GM-owned Cruise is returning its robotaxis to the road in Phoenix, Arizona, albeit with human drivers.

The company said it’s resuming “manual driving” in Phoenix, followed by other cities, to create maps and collect road data to validate its self-driving car technology. The modified Chevy Bolt EVs won’t carry passengers.

Cruise said the process will begin by pinpointing “high-fidelity” road features like lane markings and signs. It will also use the safety drivers as benchmarks for the autonomous system’s perception and prediction features.

Once Cruise is ready to resume hands-free operations, it will resume self-driving tests with safety drivers as backups. The brand planned to eventually resume driverless service, although it didn’t commit to a timeframe.

Cruise halted robotaxi operations across the US in early October 2023 when one of its San Francisco cars hit a pedestrian struck by another vehicle, dragging her for 20 feet before coming to a stop. The machine braked “aggressively,” Cruise said at the time, but rescuers had to unpin the woman’s leg.

California responded to the incident by banning Cruise from using its vehicles in the state. While the company updated its cars to improve their crash responses, the shutdown did severe damage to the company. Ten executives (including co-founder Kyle Vogt) left, and Cruise laid off 24% of its staff.

Another collision weeks before saw a Cruise car hit a fire truck after it didn’t yield properly to the first responder.

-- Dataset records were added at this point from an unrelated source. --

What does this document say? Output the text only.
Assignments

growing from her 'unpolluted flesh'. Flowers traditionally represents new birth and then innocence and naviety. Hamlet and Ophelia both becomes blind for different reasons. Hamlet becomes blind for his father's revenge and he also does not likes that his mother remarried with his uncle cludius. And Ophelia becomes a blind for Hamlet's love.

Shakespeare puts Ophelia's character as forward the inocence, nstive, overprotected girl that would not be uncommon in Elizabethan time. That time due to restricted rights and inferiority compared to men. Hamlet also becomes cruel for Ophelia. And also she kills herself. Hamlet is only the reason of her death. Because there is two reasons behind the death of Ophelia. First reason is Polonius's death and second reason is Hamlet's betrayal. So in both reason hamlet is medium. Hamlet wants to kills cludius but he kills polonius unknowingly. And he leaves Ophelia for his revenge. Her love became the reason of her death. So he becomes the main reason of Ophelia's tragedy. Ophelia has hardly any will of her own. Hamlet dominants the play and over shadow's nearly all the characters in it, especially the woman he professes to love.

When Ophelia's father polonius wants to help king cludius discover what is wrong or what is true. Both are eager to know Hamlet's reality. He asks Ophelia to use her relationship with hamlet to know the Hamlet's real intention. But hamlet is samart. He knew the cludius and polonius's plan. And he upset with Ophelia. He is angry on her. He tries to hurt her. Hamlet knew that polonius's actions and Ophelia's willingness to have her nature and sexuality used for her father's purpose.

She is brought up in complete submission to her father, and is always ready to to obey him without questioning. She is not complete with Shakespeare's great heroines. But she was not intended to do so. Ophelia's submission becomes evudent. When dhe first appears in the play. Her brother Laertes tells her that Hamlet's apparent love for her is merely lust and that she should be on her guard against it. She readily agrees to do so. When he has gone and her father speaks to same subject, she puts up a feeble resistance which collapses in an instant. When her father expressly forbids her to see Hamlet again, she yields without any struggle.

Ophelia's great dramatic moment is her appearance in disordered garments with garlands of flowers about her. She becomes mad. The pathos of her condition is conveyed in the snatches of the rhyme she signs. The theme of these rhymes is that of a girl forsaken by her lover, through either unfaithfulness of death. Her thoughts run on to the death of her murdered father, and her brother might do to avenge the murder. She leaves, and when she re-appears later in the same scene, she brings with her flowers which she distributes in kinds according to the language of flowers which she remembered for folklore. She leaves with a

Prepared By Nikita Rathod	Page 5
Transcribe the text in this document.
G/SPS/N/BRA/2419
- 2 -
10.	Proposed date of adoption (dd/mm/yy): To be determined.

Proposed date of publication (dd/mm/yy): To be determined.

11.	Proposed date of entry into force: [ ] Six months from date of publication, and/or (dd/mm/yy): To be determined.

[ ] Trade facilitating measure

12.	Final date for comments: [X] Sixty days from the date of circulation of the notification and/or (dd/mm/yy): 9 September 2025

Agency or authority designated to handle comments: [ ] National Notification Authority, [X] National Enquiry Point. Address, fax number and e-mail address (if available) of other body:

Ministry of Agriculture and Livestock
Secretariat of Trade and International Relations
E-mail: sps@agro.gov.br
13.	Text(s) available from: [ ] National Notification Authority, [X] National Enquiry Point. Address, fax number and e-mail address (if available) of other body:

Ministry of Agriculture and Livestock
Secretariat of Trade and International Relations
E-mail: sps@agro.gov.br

Self-driving car developers have long grappled with safety issues. Uber’s fatal pedestrian collision in 2018 led the ridesharing giant to ultimately sell its autonomous driving division to Aurora in 2020. Alphabet’s Waymo, long considered the most successful robotaxi creator in the US, reported three minor injuries in a safety data release this December.

Cruise, Waymo, and other autonomous driving proponents still argue that their systems are overall safer than humans. California has also offered Cruise a path back to service should it address key issues. For now, though, the industry is under tight scrutiny from officials worried companies aren’t doing enough to prevent accidents.